Interestingly, narcoleptic patients exhibit a high-degree of comorbidity with migraine. Narcoleptic patients have low or undetectable hypocretin-1 levels in cerebrospinal fluid (CSF) as well, and show 85–95% reduction in the number of hypocretin neurons in the hypothalamus [38]. Mutations in HCRTR2 that is abundantly expressed in regions highly important for the maintenance of arousal result in narcoleptic symptoms in mice and dogs [39, 40]. Alterations in hypocretin neurotransmission have been found in additional sleep disorders, such as secondary hypersomnia and periodic hypersomnia [41, 42]. At present, new drugs, such as SB649868 and ACT- 078573, which are selective antagonists of hypocretin receptors, are under development for the treatment of neurological disorders. With these exciting premises, the study of the effects of these drugs in patients with primary headaches will provide data of particular interest.

An alternative explanation of our observed data might be related to the linkage disequilibrium with other disease genetic variants in nearby genes, which are responsible for this association. The genetic case–controls association study for complex disorders has the advantage of being powerful to detect loci of small effect size and relatively high-allele frequencies in the population, but it is less sensitive to detect and define loci beyond a narrow distance surrounding the markers compared with linkage studies.
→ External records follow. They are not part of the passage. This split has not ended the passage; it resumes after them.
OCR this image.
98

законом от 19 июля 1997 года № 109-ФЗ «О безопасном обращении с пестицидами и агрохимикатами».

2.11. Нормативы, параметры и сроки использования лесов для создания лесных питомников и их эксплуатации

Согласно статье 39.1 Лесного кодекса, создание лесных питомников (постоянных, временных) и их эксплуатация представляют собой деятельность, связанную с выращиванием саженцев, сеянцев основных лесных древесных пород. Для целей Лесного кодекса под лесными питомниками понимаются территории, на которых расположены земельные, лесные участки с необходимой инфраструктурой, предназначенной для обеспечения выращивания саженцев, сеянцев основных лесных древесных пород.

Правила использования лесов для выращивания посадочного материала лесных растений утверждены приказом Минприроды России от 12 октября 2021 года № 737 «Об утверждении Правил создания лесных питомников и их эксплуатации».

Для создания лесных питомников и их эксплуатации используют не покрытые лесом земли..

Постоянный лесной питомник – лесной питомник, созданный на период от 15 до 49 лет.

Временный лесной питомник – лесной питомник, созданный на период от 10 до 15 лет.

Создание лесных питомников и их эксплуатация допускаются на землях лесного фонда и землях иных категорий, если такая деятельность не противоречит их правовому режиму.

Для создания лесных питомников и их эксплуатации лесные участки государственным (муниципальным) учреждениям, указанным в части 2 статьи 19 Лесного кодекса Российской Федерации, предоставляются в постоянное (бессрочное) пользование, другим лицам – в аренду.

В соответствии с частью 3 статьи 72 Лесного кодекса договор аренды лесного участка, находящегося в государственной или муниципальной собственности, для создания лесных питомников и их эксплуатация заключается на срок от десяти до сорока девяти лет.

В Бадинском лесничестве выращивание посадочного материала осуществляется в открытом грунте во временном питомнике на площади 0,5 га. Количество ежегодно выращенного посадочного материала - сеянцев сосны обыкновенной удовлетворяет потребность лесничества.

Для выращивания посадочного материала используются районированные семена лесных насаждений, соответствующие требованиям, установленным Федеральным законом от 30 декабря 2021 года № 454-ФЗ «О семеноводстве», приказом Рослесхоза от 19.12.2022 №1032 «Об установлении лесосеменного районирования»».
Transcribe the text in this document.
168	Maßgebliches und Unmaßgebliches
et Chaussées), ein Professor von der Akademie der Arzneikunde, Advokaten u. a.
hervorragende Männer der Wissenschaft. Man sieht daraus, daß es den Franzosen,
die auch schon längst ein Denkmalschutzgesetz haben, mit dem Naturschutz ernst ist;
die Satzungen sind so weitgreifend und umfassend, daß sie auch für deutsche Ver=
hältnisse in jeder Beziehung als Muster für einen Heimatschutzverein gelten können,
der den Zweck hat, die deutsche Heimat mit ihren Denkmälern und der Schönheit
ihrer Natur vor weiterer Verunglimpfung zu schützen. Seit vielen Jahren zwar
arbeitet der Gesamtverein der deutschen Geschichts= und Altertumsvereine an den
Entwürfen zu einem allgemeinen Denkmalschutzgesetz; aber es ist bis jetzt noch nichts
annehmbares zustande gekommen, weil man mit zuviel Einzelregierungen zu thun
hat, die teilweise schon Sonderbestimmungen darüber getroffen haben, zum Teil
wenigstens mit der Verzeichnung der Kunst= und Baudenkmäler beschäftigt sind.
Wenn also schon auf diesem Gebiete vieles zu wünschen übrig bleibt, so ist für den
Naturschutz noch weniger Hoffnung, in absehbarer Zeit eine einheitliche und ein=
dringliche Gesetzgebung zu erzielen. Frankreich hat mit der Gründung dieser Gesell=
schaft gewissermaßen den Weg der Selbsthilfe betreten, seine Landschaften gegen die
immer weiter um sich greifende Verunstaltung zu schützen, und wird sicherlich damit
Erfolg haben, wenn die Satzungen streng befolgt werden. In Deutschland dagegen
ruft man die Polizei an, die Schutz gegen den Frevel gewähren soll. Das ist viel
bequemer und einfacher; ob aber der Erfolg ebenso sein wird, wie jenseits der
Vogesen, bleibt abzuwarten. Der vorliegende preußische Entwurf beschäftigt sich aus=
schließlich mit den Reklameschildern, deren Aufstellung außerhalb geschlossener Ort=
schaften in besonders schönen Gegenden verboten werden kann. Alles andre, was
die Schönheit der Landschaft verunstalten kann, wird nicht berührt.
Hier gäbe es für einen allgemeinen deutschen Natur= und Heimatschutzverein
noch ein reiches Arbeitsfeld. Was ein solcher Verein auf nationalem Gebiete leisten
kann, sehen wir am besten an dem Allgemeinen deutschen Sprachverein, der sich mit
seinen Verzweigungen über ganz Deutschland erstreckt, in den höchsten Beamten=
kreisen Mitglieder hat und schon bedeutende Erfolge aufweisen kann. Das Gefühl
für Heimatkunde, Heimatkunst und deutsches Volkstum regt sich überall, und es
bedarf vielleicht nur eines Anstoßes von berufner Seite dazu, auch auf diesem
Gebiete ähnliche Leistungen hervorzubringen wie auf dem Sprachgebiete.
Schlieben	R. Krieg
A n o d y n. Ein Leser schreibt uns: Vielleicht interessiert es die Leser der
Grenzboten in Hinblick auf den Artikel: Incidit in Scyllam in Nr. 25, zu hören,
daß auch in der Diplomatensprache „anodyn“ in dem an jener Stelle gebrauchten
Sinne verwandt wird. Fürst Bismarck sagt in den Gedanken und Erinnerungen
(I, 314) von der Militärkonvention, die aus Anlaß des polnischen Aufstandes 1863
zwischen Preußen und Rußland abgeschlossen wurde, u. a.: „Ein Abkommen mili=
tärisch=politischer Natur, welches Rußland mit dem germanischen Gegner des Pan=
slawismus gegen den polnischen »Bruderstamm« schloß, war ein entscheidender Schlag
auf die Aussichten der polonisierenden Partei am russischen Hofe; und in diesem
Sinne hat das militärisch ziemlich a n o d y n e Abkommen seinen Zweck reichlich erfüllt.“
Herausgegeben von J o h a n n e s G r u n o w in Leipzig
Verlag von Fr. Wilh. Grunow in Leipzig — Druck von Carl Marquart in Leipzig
At present, genome wide scan studies have identified several loci for migraine susceptibility [23], but none in the 1p33. This chromosomal region could deserve further investigation.

In conclusion, our data supports the hypothesis that the HCRTR1 gene could represent a genetic susceptibility factor for migraine without aura and that the hypocretin neuronal system may have a role in the pathophysiology of migraine. Additional studies in different population are warranted to confirm and pinpoint our findings.